Discover a unique dataset that bridges the gap between human creativity and artificial intelligence. This collection features texts across various genres—essays, stories, poetry, and Python code—crafted by both humans and advanced large language models (LLMs) like GPT-4 and BARD. It serves as a valuable resource for those studying the detection of AI-generated content.
- Diverse Text Collection: Explore human-written and AI-generated content across multiple genres, providing a rich resource for analyzing the subtle differences and detecting AI involvement.
Dive deeper into the research by accessing our papers:
- Hayawi, K., Shahriar, S., & Mathew, S. S. (2024). The imitation game: Detecting human and AI-generated texts in the era of ChatGPT and BARD. Journal of Information Science, 0(0). https://doi.org/10.1177/01655515241227531
The potential of AI-based large language models (LLMs) is vast, offering significant opportunities to transform education, research, and various practices. However, as AI-generated text becomes more prevalent, distinguishing it from human-authored content has become a critical challenge.
This article presents a comparative study that introduces a novel dataset featuring human-written and LLM-generated texts across genres, including essays, stories, poetry, and Python code.
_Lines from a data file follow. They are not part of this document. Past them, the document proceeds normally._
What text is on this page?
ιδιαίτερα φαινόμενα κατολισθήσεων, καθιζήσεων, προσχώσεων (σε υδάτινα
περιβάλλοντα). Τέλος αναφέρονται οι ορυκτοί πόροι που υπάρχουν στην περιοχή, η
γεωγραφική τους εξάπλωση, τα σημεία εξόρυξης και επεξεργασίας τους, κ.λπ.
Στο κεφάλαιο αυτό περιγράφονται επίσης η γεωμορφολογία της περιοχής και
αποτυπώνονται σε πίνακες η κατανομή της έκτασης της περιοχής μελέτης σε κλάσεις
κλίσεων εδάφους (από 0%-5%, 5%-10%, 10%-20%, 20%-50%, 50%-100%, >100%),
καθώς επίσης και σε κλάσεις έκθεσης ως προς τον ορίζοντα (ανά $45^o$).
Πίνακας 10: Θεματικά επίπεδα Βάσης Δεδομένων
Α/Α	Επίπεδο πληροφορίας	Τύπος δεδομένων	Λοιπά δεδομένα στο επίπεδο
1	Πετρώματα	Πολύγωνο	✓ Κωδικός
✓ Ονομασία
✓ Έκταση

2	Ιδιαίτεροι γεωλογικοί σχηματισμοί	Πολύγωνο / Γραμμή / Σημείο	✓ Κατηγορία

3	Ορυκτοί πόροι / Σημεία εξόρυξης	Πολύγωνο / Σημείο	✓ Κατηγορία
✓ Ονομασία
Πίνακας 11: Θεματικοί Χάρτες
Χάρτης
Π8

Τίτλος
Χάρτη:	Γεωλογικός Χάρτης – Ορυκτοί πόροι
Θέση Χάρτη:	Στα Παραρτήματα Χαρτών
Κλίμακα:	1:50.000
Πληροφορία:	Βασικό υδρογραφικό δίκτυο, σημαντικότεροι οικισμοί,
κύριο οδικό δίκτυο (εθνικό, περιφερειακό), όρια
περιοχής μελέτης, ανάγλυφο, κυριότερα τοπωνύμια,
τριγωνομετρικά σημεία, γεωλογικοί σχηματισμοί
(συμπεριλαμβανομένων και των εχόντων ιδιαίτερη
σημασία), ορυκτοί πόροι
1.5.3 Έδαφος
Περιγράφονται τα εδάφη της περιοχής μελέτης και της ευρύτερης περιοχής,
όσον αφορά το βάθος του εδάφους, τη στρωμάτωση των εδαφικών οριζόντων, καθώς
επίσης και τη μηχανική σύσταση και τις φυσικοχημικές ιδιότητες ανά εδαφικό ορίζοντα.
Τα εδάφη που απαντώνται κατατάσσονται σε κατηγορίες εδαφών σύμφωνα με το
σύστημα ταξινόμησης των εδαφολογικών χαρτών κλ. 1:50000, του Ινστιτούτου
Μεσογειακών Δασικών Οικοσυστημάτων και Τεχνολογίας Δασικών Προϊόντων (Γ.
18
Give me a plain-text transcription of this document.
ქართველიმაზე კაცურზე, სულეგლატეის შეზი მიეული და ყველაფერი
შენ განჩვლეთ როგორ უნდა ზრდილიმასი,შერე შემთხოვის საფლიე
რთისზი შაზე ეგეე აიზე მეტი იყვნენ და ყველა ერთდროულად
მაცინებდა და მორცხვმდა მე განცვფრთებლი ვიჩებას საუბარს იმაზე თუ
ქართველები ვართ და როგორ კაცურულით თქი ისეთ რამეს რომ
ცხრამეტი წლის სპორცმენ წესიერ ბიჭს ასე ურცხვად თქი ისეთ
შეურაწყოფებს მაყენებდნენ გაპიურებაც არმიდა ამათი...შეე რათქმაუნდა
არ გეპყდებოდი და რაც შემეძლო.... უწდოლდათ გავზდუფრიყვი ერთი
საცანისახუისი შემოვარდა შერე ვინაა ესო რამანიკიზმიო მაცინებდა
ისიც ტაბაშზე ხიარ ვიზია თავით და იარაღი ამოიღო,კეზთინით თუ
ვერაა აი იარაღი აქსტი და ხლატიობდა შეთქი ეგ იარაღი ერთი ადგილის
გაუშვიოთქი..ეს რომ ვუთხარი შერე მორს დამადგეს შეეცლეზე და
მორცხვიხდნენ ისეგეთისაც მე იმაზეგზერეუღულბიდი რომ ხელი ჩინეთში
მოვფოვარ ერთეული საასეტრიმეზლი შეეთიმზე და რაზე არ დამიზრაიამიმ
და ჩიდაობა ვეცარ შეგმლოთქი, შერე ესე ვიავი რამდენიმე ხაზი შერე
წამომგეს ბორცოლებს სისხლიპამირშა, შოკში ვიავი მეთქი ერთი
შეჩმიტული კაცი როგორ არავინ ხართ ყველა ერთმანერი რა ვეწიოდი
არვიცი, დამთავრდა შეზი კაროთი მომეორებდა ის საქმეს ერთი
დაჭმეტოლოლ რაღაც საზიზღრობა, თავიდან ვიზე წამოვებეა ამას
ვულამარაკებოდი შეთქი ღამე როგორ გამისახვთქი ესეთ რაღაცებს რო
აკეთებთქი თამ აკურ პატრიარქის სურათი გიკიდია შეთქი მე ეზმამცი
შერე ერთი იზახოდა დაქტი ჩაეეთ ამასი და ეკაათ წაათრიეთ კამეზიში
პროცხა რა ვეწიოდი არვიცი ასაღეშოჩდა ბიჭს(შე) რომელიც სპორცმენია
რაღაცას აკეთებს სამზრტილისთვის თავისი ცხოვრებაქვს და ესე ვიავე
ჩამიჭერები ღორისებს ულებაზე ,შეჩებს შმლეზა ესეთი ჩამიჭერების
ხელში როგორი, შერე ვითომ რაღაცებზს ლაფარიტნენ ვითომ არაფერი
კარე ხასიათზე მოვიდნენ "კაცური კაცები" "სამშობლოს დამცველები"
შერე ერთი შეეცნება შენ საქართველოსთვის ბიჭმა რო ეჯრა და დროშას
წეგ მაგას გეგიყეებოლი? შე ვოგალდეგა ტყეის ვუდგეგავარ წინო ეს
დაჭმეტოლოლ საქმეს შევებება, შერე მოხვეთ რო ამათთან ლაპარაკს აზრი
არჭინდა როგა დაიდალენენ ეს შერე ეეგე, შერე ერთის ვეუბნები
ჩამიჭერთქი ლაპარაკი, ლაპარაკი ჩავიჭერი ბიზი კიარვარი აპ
We employ multiple machine learning models to classify these texts, showcasing their effectiveness in differentiating between human and AI-generated content. Despite the dataset’s limited sample size, the models performed well, although classifying GPT-generated text, particularly in the context of storytelling, proved more difficult.
Our findings reveal that binary classification—distinguishing between human-generated text and a specific LLM—is more straightforward compared to the more complex task of multiclass classification involving human text and multiple LLMs. This research offers valuable insights for AI text detection and lays the groundwork for future studies in this rapidly evolving field.